Elle vit actuellement en Occitanie, dans les Cévennes, avec son compagnon de longue date, l’ancien éditeur Greg Silhol, leurs deux enfants (à présent grands) par intermittence, les dizaines d’érables japonais qu’elle cultive avec passion depuis ses douze ans, une chatte lunatique, et trois lévriers galgos & podencos rescapés des massacres en Espagne.

Episode II : carte bibliographique

Adverse à l’idée même de ‘genres’ en littérature, LS lit voracement de la philosophie, poésie, ouvrages critiques, romans et nouvelles de toutes couleurs, et écrit de même, considérant que c’est le thème dicte le style, le ton, et le ‘genre’, et jamais l’inverse.

Ses premiers textes courts ont été publiés dès 1998, son premier recueil de nouvelles Contes de la Tisseuse en 2000, et son premier roman La Sève et le Givre en 2002.

Sont parus à ce jour, en sus des précédemment cités, les opus de fantasy mythique / féerique  du cycle Vertigen et le recueil La Tisseuse, contes de fées, contes de failles (recueil, 2004). Les opus de fantasy urbaine du Dit de Frontier. Le recueil fantastique / SF / littérature générale Conversations avec la Mort (2003) ; l’opus de littérature expérimentale / arts-croisés Fovéa  ; et le chapbook crossover (avec le photographe Mad Youri) Flexing the Echo. Le diptyque Sacra, Parfums d’Isenne et d’Ailleurs (2016) est de même composé de textes de fantasy classique, de fantasy teintée de renaissance italienne (la séquence d’Isenne), de fantasy urbaine / contemporaine, de réalisme magique et de non-genre. Le roman Sous le Lierre (réalisme magique, mai 2016) se déroule dans la forêt mythique (ou qui devrait l’être) de Savernake juste avant la Seconde Guerre Mondiale, et le cycle cyberpunk (entre autres) du Seppenko Monogatari essentiellement en Asie (Japon et Corée du Sud).
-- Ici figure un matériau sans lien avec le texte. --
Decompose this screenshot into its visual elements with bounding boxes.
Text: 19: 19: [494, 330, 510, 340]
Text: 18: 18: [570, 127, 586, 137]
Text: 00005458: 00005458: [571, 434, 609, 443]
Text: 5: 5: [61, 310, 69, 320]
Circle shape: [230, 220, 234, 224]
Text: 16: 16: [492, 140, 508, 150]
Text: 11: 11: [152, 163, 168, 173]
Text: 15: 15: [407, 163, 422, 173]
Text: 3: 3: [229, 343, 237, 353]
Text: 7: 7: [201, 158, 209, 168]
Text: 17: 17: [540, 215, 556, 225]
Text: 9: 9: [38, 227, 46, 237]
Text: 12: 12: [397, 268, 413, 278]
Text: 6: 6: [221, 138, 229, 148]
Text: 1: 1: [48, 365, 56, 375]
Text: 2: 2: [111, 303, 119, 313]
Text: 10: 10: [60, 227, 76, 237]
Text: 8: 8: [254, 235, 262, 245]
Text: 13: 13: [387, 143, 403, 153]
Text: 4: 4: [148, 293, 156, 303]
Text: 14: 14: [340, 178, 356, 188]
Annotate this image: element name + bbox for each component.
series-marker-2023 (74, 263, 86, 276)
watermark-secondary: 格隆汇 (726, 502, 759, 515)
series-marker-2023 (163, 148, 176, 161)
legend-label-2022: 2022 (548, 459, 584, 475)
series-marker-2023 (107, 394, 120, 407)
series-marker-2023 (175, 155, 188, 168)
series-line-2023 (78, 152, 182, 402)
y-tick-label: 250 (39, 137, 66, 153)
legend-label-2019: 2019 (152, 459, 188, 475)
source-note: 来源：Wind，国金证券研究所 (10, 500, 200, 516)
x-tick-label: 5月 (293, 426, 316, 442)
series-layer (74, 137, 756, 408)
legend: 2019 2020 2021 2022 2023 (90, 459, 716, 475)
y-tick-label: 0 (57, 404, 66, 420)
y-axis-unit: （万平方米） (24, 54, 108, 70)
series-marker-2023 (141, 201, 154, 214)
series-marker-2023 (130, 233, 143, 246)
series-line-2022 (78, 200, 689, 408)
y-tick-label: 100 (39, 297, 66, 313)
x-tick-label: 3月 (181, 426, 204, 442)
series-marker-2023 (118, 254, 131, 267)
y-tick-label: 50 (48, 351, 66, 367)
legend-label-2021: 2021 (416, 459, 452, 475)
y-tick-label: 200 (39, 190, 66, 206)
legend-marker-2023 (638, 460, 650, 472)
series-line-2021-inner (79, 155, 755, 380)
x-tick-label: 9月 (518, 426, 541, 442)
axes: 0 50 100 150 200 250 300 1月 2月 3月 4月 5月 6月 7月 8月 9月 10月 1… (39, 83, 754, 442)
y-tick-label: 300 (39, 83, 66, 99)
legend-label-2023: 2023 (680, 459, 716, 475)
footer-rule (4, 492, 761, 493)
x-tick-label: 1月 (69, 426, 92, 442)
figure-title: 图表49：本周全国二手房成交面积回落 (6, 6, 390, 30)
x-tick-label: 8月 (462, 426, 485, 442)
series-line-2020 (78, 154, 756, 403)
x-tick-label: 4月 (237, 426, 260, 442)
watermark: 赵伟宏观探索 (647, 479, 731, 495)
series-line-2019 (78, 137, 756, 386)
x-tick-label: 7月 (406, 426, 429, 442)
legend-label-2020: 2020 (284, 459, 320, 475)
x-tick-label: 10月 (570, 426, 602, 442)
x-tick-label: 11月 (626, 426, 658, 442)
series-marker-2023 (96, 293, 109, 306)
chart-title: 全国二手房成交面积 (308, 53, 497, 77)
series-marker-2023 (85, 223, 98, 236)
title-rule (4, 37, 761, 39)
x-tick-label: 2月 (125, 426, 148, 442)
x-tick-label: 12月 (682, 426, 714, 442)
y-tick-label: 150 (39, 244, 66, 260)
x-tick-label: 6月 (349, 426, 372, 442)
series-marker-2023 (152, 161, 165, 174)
Une centaine de ses textes courts de couleur fantasy, fantastique, polar, SF, cyberpunk, littérature générale et poésie sont parus, rédigés en français ou en anglais, en France et aux USA. Elle a également dirigé une quinzaine d’anthologies, deux revues, et deux livres théoriques sur l’imaginaire ; rédigé nombre d’articles et de critiques littéraires sur le même sujet ; conduit des interviews, et écrit pour la Radio.

Elle affirme, depuis le début, que l’intégralité de ses textes sont liés entre eux, appartenant à ce que l’on surnomme volontiers sa ‘Trame’, divisée entre plusieurs grands axes : le cycle de Vertigen (dont les volumes principaux sont : La Sève et le Givre, La Glace et la Nuit, Avant l’Hiver), le Dit de Frontier (Musiques de la Frontière, Possession Point), Le Seppenko Monogatari (4 volumes à ce jour), et la séquence d’Isenne (Sacra, et au minimum treize volumes à venir).

La démesure, la révolte et le feu sacré restent, encore et toujours, ses thèmes de prédilection, quels que puissent être les vêtements et les voix qu’ils empruntent pour s’exprimer.